Matthew G Bisanz
Apparently missing the point that most Americans don't want what tax collectors have to sell, Internal Revenue Service bureaucrats and the heads of unions representing its crack cash-extractors are campaigning right now to shake more money and staff loose from Congress. And also to get the public to feel sorry for them, though that seems like a hell of a stretch. So you'll be seeing a continuing stream of news stories about how hard it is to work for the IRS.
One of those pieces, by Bloomberg's Devin Leonard and Richard Rubin, perhaps unwittingly illustrates why this all may be a bit of an uphill slog. It notes, in part:
Whether they worked in Manhattan or Peoria, IRS veterans talk about something else that kept them at the service: the feeling of camaraderie. It was nice that they appreciated one another, because nobody else did. "You go to a party, and if you say you are from the IRS, half the people move into the other room," says Richard Schickel, a former senior collections officer in Tucson who retired in December 2013. "After a while, your wife and relatives get tired of listening to your stories. They say, 'How could you take those people's houses and their businesses?' The only place you get understanding is with other IRS people."
You know…When the people who live with you and (let's assume) love you recoil from you in shock and horror because of your behavior so that the only refuge you can find is among others guilty of the same conduct, perhaps you should consider the possibility that you're doing something really bad.
Just sayin'. It's a thought.
Schickel, the fellow quoted above of horrified wife and relatives note, may well have taken that insight to heart. He currently runs a tax consulting service. On its website, he offers this bit of advice: "The IRS is the most dangerous creditor in the world. The IRS can seize your cash, bank accounts, autos, business and most of your wages—all without ever once going to Court or getting a formal judgment. Learn how to stop the IRS before they stop you."
So…Why is it again that Americans are hesitant to hand the IRS more funding and enforcers? Explain it to me slow, cuz I'm stumped…
Anyway, the whole piece is worth reading.
Oh, and to add to the reasons I love Arizona:
Schickel says the political attacks made his job more difficult and potentially more dangerous.
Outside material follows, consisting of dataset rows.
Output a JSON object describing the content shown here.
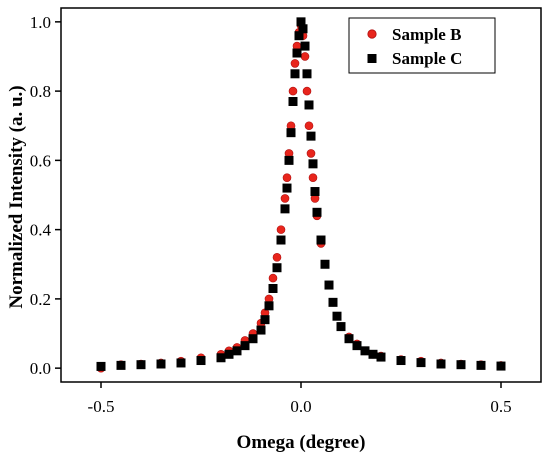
{
  "chart_data": {
    "type": "scatter",
    "xlabel": "Omega (degree)",
    "ylabel": "Normalized Intensity (a. u.)",
    "xlim": [
      -0.6,
      0.6
    ],
    "ylim": [
      -0.04,
      1.04
    ],
    "xticks": [
      "-0.5",
      "0.0",
      "0.5"
    ],
    "xtick_values": [
      -0.5,
      0.0,
      0.5
    ],
    "yticks": [
      "0.0",
      "0.2",
      "0.4",
      "0.6",
      "0.8",
      "1.0"
    ],
    "ytick_values": [
      0.0,
      0.2,
      0.4,
      0.6,
      0.8,
      1.0
    ],
    "legend_position": "top-right",
    "series": [
      {
        "name": "Sample B",
        "marker": "circle",
        "color": "#e8251c",
        "x": [
          -0.5,
          -0.45,
          -0.4,
          -0.35,
          -0.3,
          -0.25,
          -0.2,
          -0.18,
          -0.16,
          -0.14,
          -0.12,
          -0.1,
          -0.09,
          -0.08,
          -0.07,
          -0.06,
          -0.05,
          -0.04,
          -0.035,
          -0.03,
          -0.025,
          -0.02,
          -0.015,
          -0.01,
          -0.005,
          0.0,
          0.005,
          0.01,
          0.015,
          0.02,
          0.025,
          0.03,
          0.035,
          0.04,
          0.05,
          0.06,
          0.07,
          0.08,
          0.09,
          0.1,
          0.12,
          0.14,
          0.16,
          0.18,
          0.2,
          0.25,
          0.3,
          0.35,
          0.4,
          0.45,
          0.5
        ],
        "y": [
          0.0,
          0.01,
          0.012,
          0.015,
          0.02,
          0.03,
          0.04,
          0.05,
          0.06,
          0.08,
          0.1,
          0.13,
          0.16,
          0.2,
          0.26,
          0.32,
          0.4,
          0.49,
          0.55,
          0.62,
          0.7,
          0.8,
          0.88,
          0.93,
          0.97,
          0.99,
          0.96,
          0.9,
          0.8,
          0.7,
          0.62,
          0.55,
          0.49,
          0.44,
          0.36,
          0.3,
          0.24,
          0.19,
          0.15,
          0.12,
          0.09,
          0.07,
          0.05,
          0.04,
          0.035,
          0.025,
          0.02,
          0.015,
          0.012,
          0.01,
          0.008
        ]
      },
      {
        "name": "Sample C",
        "marker": "square",
        "color": "#000000",
        "x": [
          -0.5,
          -0.45,
          -0.4,
          -0.35,
          -0.3,
          -0.25,
          -0.2,
          -0.18,
          -0.16,
          -0.14,
          -0.12,
          -0.1,
          -0.09,
          -0.08,
          -0.07,
          -0.06,
          -0.05,
          -0.04,
          -0.035,
          -0.03,
          -0.025,
          -0.02,
          -0.015,
          -0.01,
          -0.005,
          0.0,
          0.005,
          0.01,
          0.015,
          0.02,
          0.025,
          0.03,
          0.035,
          0.04,
          0.05,
          0.06,
          0.07,
          0.08,
          0.09,
          0.1,
          0.12,
          0.14,
          0.16,
          0.18,
          0.2,
          0.25,
          0.3,
          0.35,
          0.4,
          0.45,
          0.5
        ],
        "y": [
          0.005,
          0.008,
          0.01,
          0.012,
          0.015,
          0.022,
          0.03,
          0.04,
          0.05,
          0.065,
          0.085,
          0.11,
          0.14,
          0.18,
          0.23,
          0.29,
          0.37,
          0.46,
          0.52,
          0.6,
          0.68,
          0.77,
          0.85,
          0.91,
          0.96,
          1.0,
          0.98,
          0.93,
          0.85,
          0.76,
          0.67,
          0.59,
          0.51,
          0.45,
          0.37,
          0.3,
          0.24,
          0.19,
          0.15,
          0.12,
          0.085,
          0.065,
          0.05,
          0.04,
          0.032,
          0.022,
          0.016,
          0.012,
          0.01,
          0.008,
          0.006
        ]
      }
    ]
  }
}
Throughout his career, he dealt with antigovernment tax avoiders in Arizona, but once the Tea Party scandal broke, his encounters with otherwise law-abiding ranchers became more hostile. "I used to work Tombstone," he says. "They hate the IRS down there. It's a hard enough thing to drive out, bang on somebody's door, and make a legal demand on them for money. It's even harder when the person is wearing a gun on his hip and says, 'I saw on TV that you people are discriminating against the Tea Party.' That's when I decided, the hell with this!"
It sounds just awful! I say those sad, beleaguered tax collectors should walk off the job.